June 21st is marked on the calendar as National Indigenous Peoples Day, but for those of us who are Indigenous, we celebrate everyday. We celebrate the culture, the language, this history, and the beauty of our people.

As an Indigenous woman, I have had quite the personal journey coming to be who I am, but instead of dwelling on the details of that, I want to take this time to share with you some Indigenous women (who are alive and one who has passed on) who are/were greatly influential.

Autum Peltier 

Via: https://www.womenofinfluence.ca/

Autumn Peltier (born September 27, 2004) is Anishinaabe-kwe and a member of the Wiikwemkoong First Nation. She is best known as an internationally recognized advocate for clean water. She is a water protector and has been called a “water warrior”.[1][2] In 2018, at the age of thirteen, Peltier addressed world leaders at the UN General Assembly on the issue of water protection.

Jean Cuthand Goodwill (1928-1997)

via: https://indigenousnurses.ca/about

Jean Cuthand Goodwill, a Cree woman from the Little Pine First Nation, was the first Indigenous person in Saskatchewan and one of the first in Canada to become a registered nurse. When Goodwill was young she contracted tuberculosis and spent a lot of time in and around hospitals and medical workers, which influenced her to become a nurse. In the earlier part of her career, Goodwill worked in rural Saskatchewan and also Bermuda, focusing on helping people in need.

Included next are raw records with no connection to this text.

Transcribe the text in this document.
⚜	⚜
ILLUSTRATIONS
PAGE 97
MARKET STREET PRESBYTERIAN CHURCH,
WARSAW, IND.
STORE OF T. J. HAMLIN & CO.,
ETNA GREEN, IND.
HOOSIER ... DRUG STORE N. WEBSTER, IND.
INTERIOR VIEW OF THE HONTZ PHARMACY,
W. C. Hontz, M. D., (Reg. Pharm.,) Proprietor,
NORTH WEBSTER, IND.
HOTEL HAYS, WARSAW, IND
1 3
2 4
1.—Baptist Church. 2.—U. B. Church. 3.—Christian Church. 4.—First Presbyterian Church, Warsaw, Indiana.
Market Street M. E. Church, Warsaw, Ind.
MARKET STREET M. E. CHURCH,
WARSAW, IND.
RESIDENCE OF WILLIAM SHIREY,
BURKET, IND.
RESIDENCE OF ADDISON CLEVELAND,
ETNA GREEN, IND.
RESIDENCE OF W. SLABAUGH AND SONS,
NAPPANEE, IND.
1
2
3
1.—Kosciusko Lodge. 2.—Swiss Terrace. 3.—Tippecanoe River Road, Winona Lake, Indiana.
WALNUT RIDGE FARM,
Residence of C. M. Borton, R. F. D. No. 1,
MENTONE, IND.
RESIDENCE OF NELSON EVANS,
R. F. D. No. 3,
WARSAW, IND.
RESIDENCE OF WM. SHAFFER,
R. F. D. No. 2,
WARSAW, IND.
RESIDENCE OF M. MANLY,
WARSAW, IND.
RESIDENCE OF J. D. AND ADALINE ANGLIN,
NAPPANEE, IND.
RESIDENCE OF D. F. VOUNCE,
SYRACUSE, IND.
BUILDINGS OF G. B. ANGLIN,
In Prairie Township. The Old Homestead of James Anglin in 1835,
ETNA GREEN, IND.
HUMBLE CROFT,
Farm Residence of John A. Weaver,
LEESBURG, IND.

Goodwill’s interest in political and community issues grew when she returned to Canada. She helped found the Aboriginal Nurses Association of Canada and served as its president from 1983 to 1990. She was the first Indigenous women to serve as a special advisor to the minister of National Health and Welfare in the federal government and also worked with the Department of Indian Affairs and Northern Development. She taught at the University of Regina, was a Canadian Public Health Association board member and was served a term as president of the Canadian Society for Circumpolar Health.

Alanis Obomsawin

https://www.thecanadianencyclopedia.ca/

Alanis Obomsawin, CC, GOQ, filmmaker, singer, artist, storyteller (born 31 August 1932 near Lebanon, New Hampshire). Alanis Obomsawin is one of Canada’s most distinguished documentary filmmakers. She began her career as a professional singer and storyteller before joining the National Film Board (NFB) in 1967. Her award-winning films address the struggles of Indigenous peoples in Canada from their perspective, giving prominence to voices that have long fallen on deaf ears. A Companion of the Order of Canada and a Grand Officer of the Ordre national du Québec, she has received the Prix Albert-Tessier and the Canadian Screen Awards’ Humanitarian Award, as well as multiple Governor General’s Awards, lifetime achievement awards and honorary degrees.

Indigenous women are talented, intelligent, beautiful, caring, hard working and resilient. We will continue to grow and learn and with women like the ones I have demonstrated above, we are most definitely coming at the world, full speed ahead.